Le fait d’avoir été choisi par BMW pour réaliser leur projet signifie une reconnaissance de la compétence, de la technicité et du sérieux de l’entreprise. Le fait également que de nombreux pilotes dont Nico Rosberg, Sébastien Vettel, Nico Hulkenberg, l’aient adoptée pour gravir les échelons de la compétition en fait une référence absolue !

Je citerais également la Formule 4 Mygale. Elle a toutes les qualités techniques et sportives. Elle permet de valoriser la compétition en monoplace et représente une très bonne opportunité à la base de la pyramide.

  • Une qualité ?

Ce sont des voitures de compétitions construites dans l’optique d’une utilisation par des équipes très diversifiées de la plus petite débutante à la plus sophistiquée et expérimentée et exigeante.

Les voitures sont d’une qualité de fabrication irréprochable, elles sont sécurisantes, résistantes, fiables et faciles de réglage et de maintenance.

La disponibilité de « l’assistance Mygale » que ce soit en conseils ou en pièces est effective.

  • … un défaut ?

Il y en a certainement un, mais je ne le connais pas !

  • Votre meilleur souvenir avec Mygale ?

Sans aucun doute la première participation de la première Mygale Formule Ford à Montlhéry, en 1989 !

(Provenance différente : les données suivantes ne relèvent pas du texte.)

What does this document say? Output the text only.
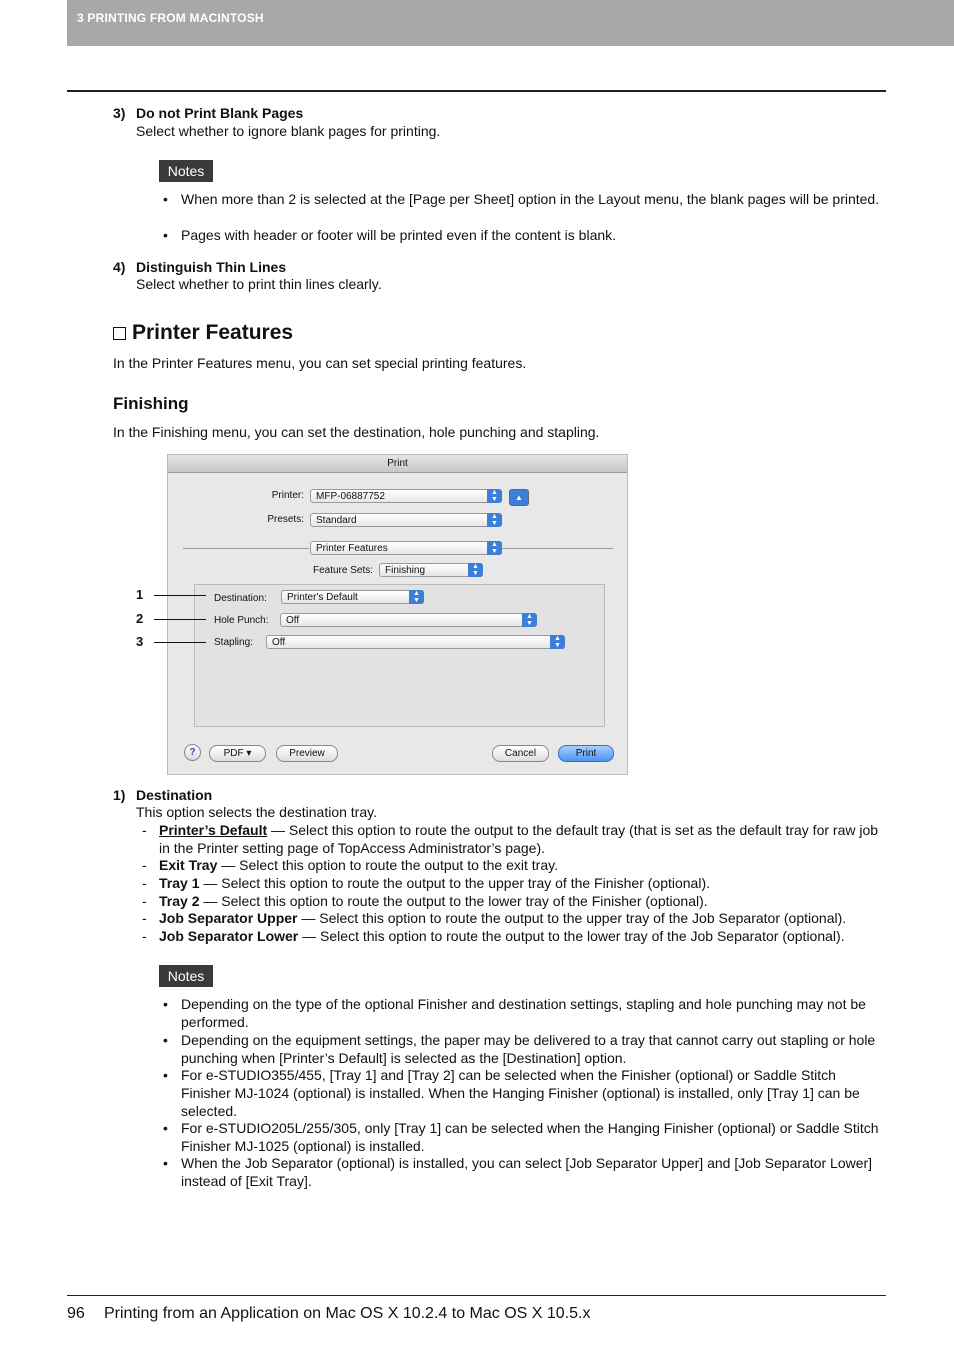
3 PRINTING FROM MACINTOSH
3) Do not Print Blank Pages
Select whether to ignore blank pages for printing.
Notes
• When more than 2 is selected at the [Page per Sheet] option in the Layout menu, the blank pages will be printed.
• Pages with header or footer will be printed even if the content is blank.
4) Distinguish Thin Lines
Select whether to print thin lines clearly.
Printer Features
In the Printer Features menu, you can set special printing features.
Finishing
In the Finishing menu, you can set the destination, hole punching and stapling.
Print
Printer:	MFP-06887752	▲
▼	▲
Presets:	Standard	▲
▼
Printer Features	▲
▼
Feature Sets:	Finishing	▲
▼
Destination:	Printer's Default	▲
▼
Hole Punch:	Off	▲
▼
Stapling:	Off	▲
▼
?	PDF ▾	Preview	Cancel	Print
1
2
3
1) Destination
This option selects the destination tray.
- Printer’s Default — Select this option to route the output to the default tray (that is set as the default tray for raw job in the Printer setting page of TopAccess Administrator’s page).
- Exit Tray — Select this option to route the output to the exit tray.
- Tray 1 — Select this option to route the output to the upper tray of the Finisher (optional).
- Tray 2 — Select this option to route the output to the lower tray of the Finisher (optional).
- Job Separator Upper — Select this option to route the output to the upper tray of the Job Separator (optional).
- Job Separator Lower — Select this option to route the output to the lower tray of the Job Separator (optional).
Notes
• Depending on the type of the optional Finisher and destination settings, stapling and hole punching may not be performed.
• Depending on the equipment settings, the paper may be delivered to a tray that cannot carry out stapling or hole punching when [Printer’s Default] is selected as the [Destination] option.
• For e-STUDIO355/455, [Tray 1] and [Tray 2] can be selected when the Finisher (optional) or Saddle Stitch Finisher MJ-1024 (optional) is installed. When the Hanging Finisher (optional) is installed, only [Tray 1] can be selected.
• For e-STUDIO205L/255/305, only [Tray 1] can be selected when the Hanging Finisher (optional) or Saddle Stitch Finisher MJ-1025 (optional) is installed.
• When the Job Separator (optional) is installed, you can select [Job Separator Upper] and [Job Separator Lower] instead of [Exit Tray].
96 Printing from an Application on Mac OS X 10.2.4 to Mac OS X 10.5.x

Une équipe de bénévoles, pas forcément imprégnés de la compétition automobile, mais dévoués à 100% à Bertrand et Estelle, était présente sur le circuit pour cette première participation, avec au volant de cette Mygale Formule Ford un pilote de renom, Christophe Bouchut, vice-champion de Formule Ford 1988 derrière Eric Helary, que Bertrand avait su convaincre de venir crédibiliser le sérieux de la démarche de Mygale, bénéficiant donc de son expérience, de ses remarques et analyses pour ainsi faire un premier « bilan » sur la voiture !

Un week-end passionnant sur le plan humain avec cette équipe de jeunes enthousiastes, et très instructif pour la suite.

  • Mygale dans 10 ans ?

Je suis convaincu que Mygale va anticiper certaines évolutions aussi bien des nouvelles technologies que des différents marchés mondiaux.

On sait tous, par expérience du passé, que le « business » de la compétition en France est très difficile, malgré le renom d’épreuves mythiques comme les 24 Heures du Mans et de certains grands pilotes français.

Les années fastes ont été possibles grâce à des partenaires techniques et publicitaires comme Elf, Gitanes, Loto qui ont permis à des équipes comme Renault, Matra, Ligier et de nombreux pilotes français d’atteindre des résultats exceptionnels.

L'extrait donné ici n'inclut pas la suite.